Patient perspectives play a crucial role; many prefer natural remedies due to cultural trust or concerns about synthetic drugs’ side effects. However, inappropriate use of untested herbal pastes for serious skin conditions underscore the need for professional guidance. By combining dermatological expertise with traditional knowledge, clinicians can offer holistic care that respects cultural practices while ensuring safety and efficacy.
The way forward
To integrate traditional remedies into modern dermatology, a multifaceted approach is essential.

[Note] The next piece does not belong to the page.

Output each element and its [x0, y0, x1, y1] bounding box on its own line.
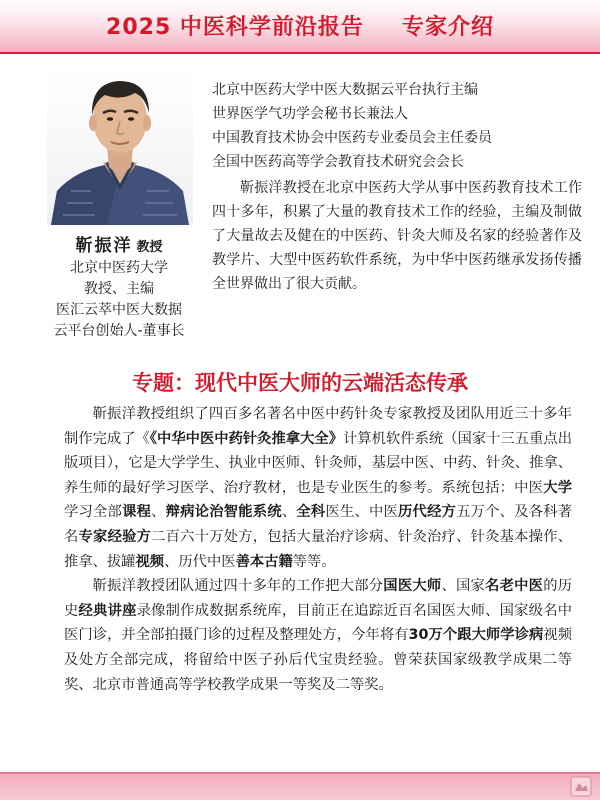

Robust clinical trials are needed to validate the efficacy and safety of ingredients like turmeric, neem, and honey with a focus on long-term outcomes and diverse patient populations. For instance, only five randomised controlled trials have assessed neem for acne, with sample sizes under 100 and inconsistent use of validated acne severity scales.4
Standardisation is critical, ensuring consistent potency and purity will enhance reliability. Regulatory frameworks must address adulteration, as seen in cases where herbal products were contaminated with heavy metals.9 Learning from traditional Chinese medicines and Kampo, India could benefit from government-led initiatives to fund Ayurvedic research and establish pharmaceutical partnerships to develop standardised formulations, addressing Ayurveda’s lag in integration due to limited regulatory support. Collaboration between dermatologists and traditional practitioners, such as Ayurvedic or Traditional Chinese Medicine (TCM) experts, can foster innovation, as seen in Japan’s Kampo system, where standardised herbal formulations are prescribed alongside conventional treatments. Education campaigns can address cultural biases, encouraging patients to seek professional advice rather than relying solely on home remedies for conditions like psoriasis. By learning from global models and investing in research, dermatology can embrace the best of tradition and science.
Conclusion
Traditional remedies, from India’s turmeric and neem to Ayurveda’s rich herbal tradition, carry centuries of wisdom and cultural significance. While some, like curcumin and aloe vera, have gained scientific support, others await rigorous validation. The risks of self-medication and cultural over-reliance highlight the need for caution, yet patients’ trust in these remedies underscores their potential. Modern dermatology can refine these practices through standardisation and clinical research, creating treatments that are both effective and culturally resonant. By adopting strategies from successful models like traditional Chinese medicine and Kampo, with government-backed research and regulatory oversight, the field can move towards a future where tradition and science work hand in hand to deliver holistic, evidence-based care.
Declaration of patient consent
Patient’s consent not required as there are no patients in this study.
Financial support and sponsorship
Nil.
Conflicts of interest
There are no conflicts of interest.
Use of artificial intelligence (AI)-assisted technology for manuscript preparation
The author confirms that there was no use of artificial intelligence (AI)-assisted technology for assisting in the writing or editing of the manuscript and no images were manipulated using AI.